もちろん、病院で嘘をついて手帳の交付を受けるなんてもってのほか。となると、広告を見てサポートを受けても、300日分の手当が受け取れない人もいるでしょう。
それでも失業保険の手当は普通に受給できるし、あくまで「最大」200万円なので嘘はついていません。かなりグレーなところに足をつっこんだビジネスだと思うので、心配ではありますが……。
そもそもサポートは必要か
ここまで話を聞いても、「面倒な手続きを代行してくれるんだったら頼んでもいいかな」と思う人もいるかもしれません。
しかし、失業認定は本人でなければできないので、もし仮にサポートを依頼しても自分でハローワークに出向くことになります。

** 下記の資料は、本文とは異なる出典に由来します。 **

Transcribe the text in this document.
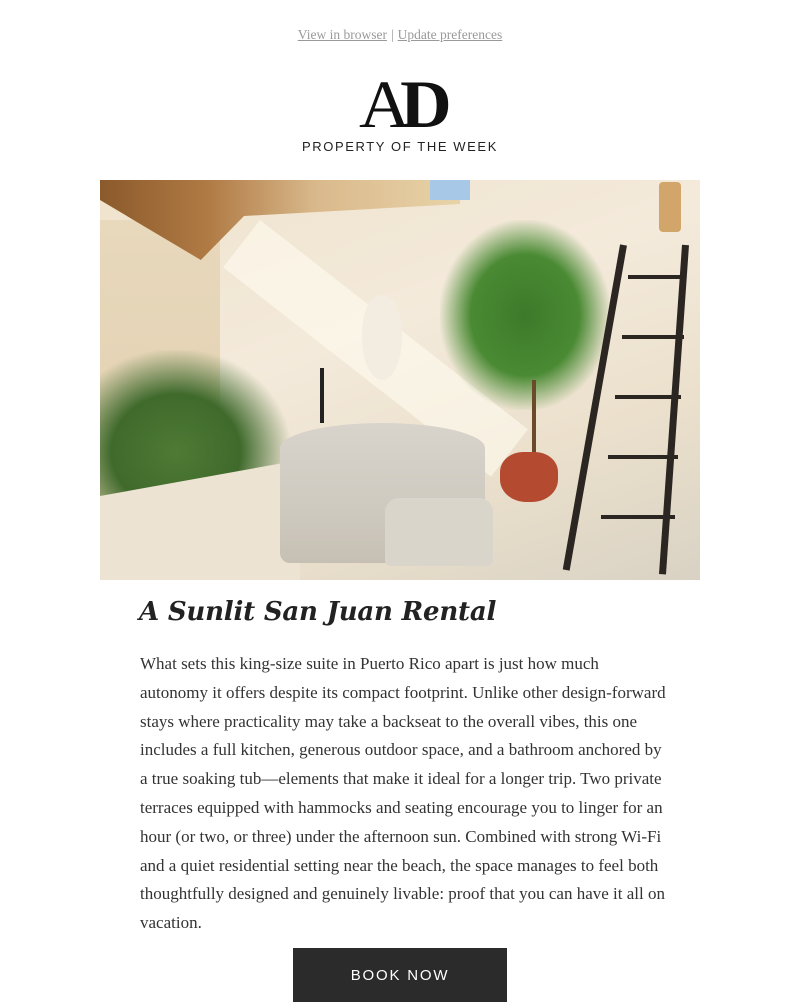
View in browser | Update preferences
AD
PROPERTY OF THE WEEK
A Sunlit San Juan Rental

What sets this king-size suite in Puerto Rico apart is just how much autonomy it offers despite its compact footprint. Unlike other design-forward stays where practicality may take a backseat to the overall vibes, this one includes a full kitchen, generous outdoor space, and a bathroom anchored by a true soaking tub—elements that make it ideal for a longer trip. Two private terraces equipped with hammocks and seating encourage you to linger for an hour (or two, or three) under the afternoon sun. Combined with strong Wi-Fi and a quiet residential setting near the beach, the space manages to feel both thoughtfully designed and genuinely livable: proof that you can have it all on vacation.

BOOK NOW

書類は確かに多いかもしれませんが、ハローワークの人も鬼ではないので質問すれば教えてもらえます。ホームページにも書類の書き方が載っているので、見ながらやればそれほど難しくはありません。
それよりも問題視したいのが、サービスの利用にかかる費用です。
今回私が確認した広告のサイトでは、上から下までくまなく探しても料金の記載がありませんでした。最下部に小さく書いてある「特定商取引法に基づく表記」のリンクをクリックして、やっと費用が税込みで29万8,000円であることが確認できました。
およそ30万円という費用の高額さもさることながら、それだけの大金を取るのにホームページで値段を明かさない姿勢に驚きを隠せません。1回500円の脱毛サロンの方がまだ事前にお金の話をしてるだけマシです。
このような「お金の問題を解決するから代わりにお金を貰うね」という広告は最近多く、以前取り上げた国が認めた借金救済制度も似たようなケースです。
この手の広告は自分にもメリットがあるため飛びついてしまいがちですが、飛びつかないように思いとどまるリテラシーが求められます。
ちなみに、どうしても失業保険の手続きをサポートしてもらいたい場合は、社会保険労務士に依頼しましょう。少なくとも30万円よりは安いはずです。
今回の調査報告:仕事を辞めたら自分でハローワークに行こう
今回取り上げた怪しい広告は、利用している制度自体は国のものではあるものの、利用者に指示されている内容は全く違法性がないとは言い切れないものでした。
国の制度について何か得策があるかのように見せかけて消費者を誘導する広告は、悪質だと言わざるを得ません。
インターネット上の広告を利用する際は、一度立ち止まってその広告が利用するに値するものであるかを確認することが重要です。